When you’re told that your child will not survive, so many thoughts enter your mind and some are too bold to shove to the back. When we first found out that Thomas would not be “compatible with life”, the thought of another child was the furthest thing from my mind, and most importantly, my heart. I had many people approach me and ask if we were going to have another baby and I couldn’t help but become puzzled by that because my Thomas hadn’t even been born yet; how in the world was I supposed to remotely think about the “next child” when he hasn’t even been given his chance on this earth?! I would be lying if I said I hadn’t thought about it myself, but I found it odd that perfect strangers would ask. I had thought about it, time and time again. Aaron and I spent hours discussing it because we have now lived a reality that most can’t even begin to comprehend. While pregnant with Thomas we researched adoption, we talked with the specialist about the chances of this reoccurring if we chose to try again and we talked about being happy with the family we already have and calling it quits; not a single one of these options brought a sense of peace over us until the day we had Thomas. There were moments in the hospital where Aaron and I had the joy of just sitting in a quiet room with our son and soaking him in, not many because he had so many visitors, but I cherish each quiet moment we had. In one of those moments Aaron looked at me and said he wanted to try again. The only reason this particular moment remains so vivid in my mind is because he was sold on adoption, he was too scared to relive the nightmare that we had been stuck in since January to even entertain the thought of trying again. To some, this might sound like one of the most selfish conversations for two parents to have as they hold their dying child, but until you’ve been where we’ve been, that’s not something you can judge. During those three days with our baby boy I was able to see who he might have been. I was able to find his personality. I was able to see how much he resembled Aaden when he was a newborn. I only got a tiny taste of my child and it left me wanting more. I am aching to have a child in my arms, I want to wake up every couple of hours to feed my newborn baby, I want to change diapers, I want to be the only person in the world that can sooth my little one when they’re upset; I want all the things that most parents of newborns complain about!

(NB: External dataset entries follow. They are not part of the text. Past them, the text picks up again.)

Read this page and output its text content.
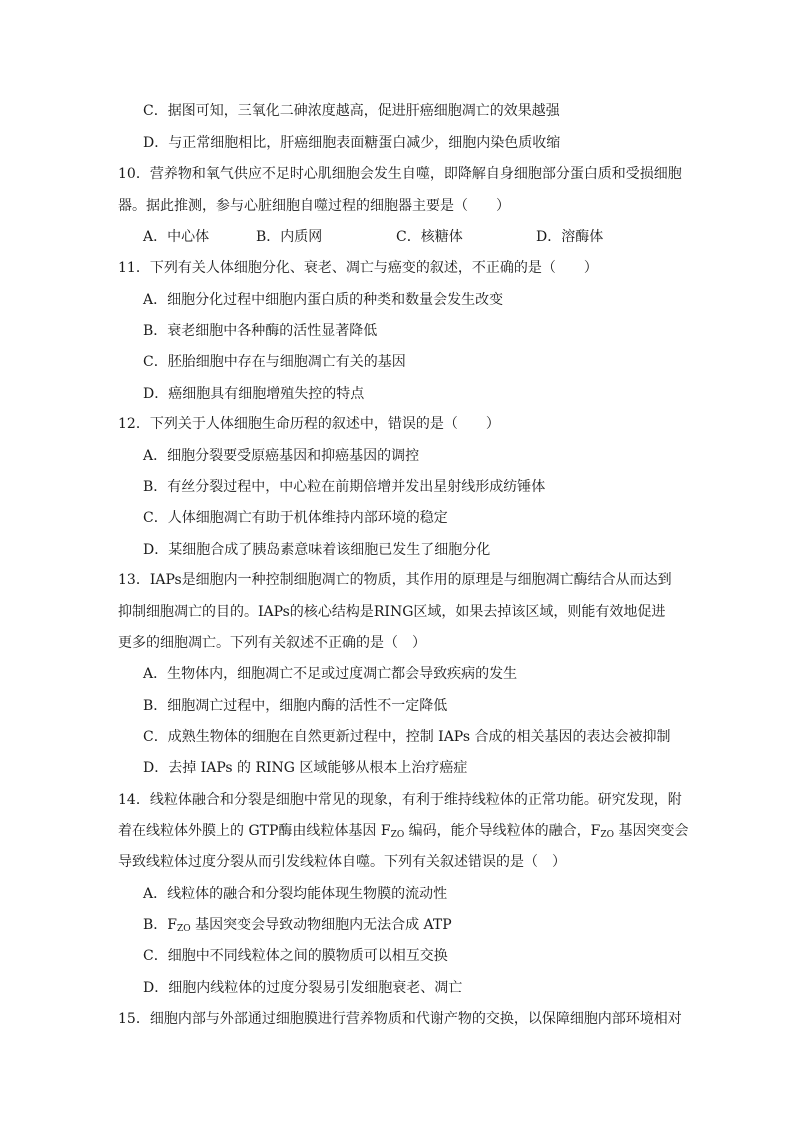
C．据图可知，三氧化二砷浓度越高，促进肝癌细胞凋亡的效果越强
D．与正常细胞相比，肝癌细胞表面糖蛋白减少，细胞内染色质收缩
10．营养物和氧气供应不足时心肌细胞会发生自噬，即降解自身细胞部分蛋白质和受损细胞
器。据此推测，参与心脏细胞自噬过程的细胞器主要是（　　）
A．中心体	B．内质网	C．核糖体	D．溶酶体
11．下列有关人体细胞分化、衰老、凋亡与癌变的叙述，不正确的是（　　）
A．细胞分化过程中细胞内蛋白质的种类和数量会发生改变
B．衰老细胞中各种酶的活性显著降低
C．胚胎细胞中存在与细胞凋亡有关的基因
D．癌细胞具有细胞增殖失控的特点
12．下列关于人体细胞生命历程的叙述中，错误的是（　　）
A．细胞分裂要受原癌基因和抑癌基因的调控
B．有丝分裂过程中，中心粒在前期倍增并发出星射线形成纺锤体
C．人体细胞凋亡有助于机体维持内部环境的稳定
D．某细胞合成了胰岛素意味着该细胞已发生了细胞分化
13．IAPs是细胞内一种控制细胞凋亡的物质，其作用的原理是与细胞凋亡酶结合从而达到
抑制细胞凋亡的目的。IAPs的核心结构是RING区域，如果去掉该区域，则能有效地促进
更多的细胞凋亡。下列有关叙述不正确的是（　）
A．生物体内，细胞凋亡不足或过度凋亡都会导致疾病的发生
B．细胞凋亡过程中，细胞内酶的活性不一定降低
C．成熟生物体的细胞在自然更新过程中，控制 IAPs 合成的相关基因的表达会被抑制
D．去掉 IAPs 的 RING 区域能够从根本上治疗癌症
14．线粒体融合和分裂是细胞中常见的现象，有利于维持线粒体的正常功能。研究发现，附
着在线粒体外膜上的 GTP酶由线粒体基因 $F_{ZO}$ 编码，能介导线粒体的融合，$F_{ZO}$ 基因突变会
导致线粒体过度分裂从而引发线粒体自噬。下列有关叙述错误的是（　）
A．线粒体的融合和分裂均能体现生物膜的流动性
B．$F_{ZO}$ 基因突变会导致动物细胞内无法合成 ATP
C．细胞中不同线粒体之间的膜物质可以相互交换
D．细胞内线粒体的过度分裂易引发细胞衰老、凋亡
15．细胞内部与外部通过细胞膜进行营养物质和代谢产物的交换，以保障细胞内部环境相对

There is a term that I was completely unaware of until Thomas came into our lives and that term is, “Rainbow Baby”. By definition, a “Rainbow Baby” is a baby that is born after the loss of a previous child. Here is something beautiful I found online, the author is unknown, but I want to share it.
“Rainbow Babies” are the understanding that the beauty of a rainbow does not negate the ravages of the storm. When a rainbow appears, it does not mean that the storm never happened or that the family is not still dealing with its aftermath. What it means is that something beautiful and full of light has appeared in the midst of the darkness and the clouds. Storm clouds may still loom over but the rainbow provides a counterbalance of color, energy and much needed hope.
Some of you might be freaking out at this point, thinking that I’m announcing a pregnancy; sorry to disappoint, but no baby yet! Aaron and I have decided that it’s time to start trying for our Rainbow Baby and I ask that you keep us in your prayers. Please pray that we are blessed with a fat, healthy baby in the near future! This might be one of the scariest roads of this journey; we now know, beyond a shadow of a doubt, that healthy babies are truly a miracle!!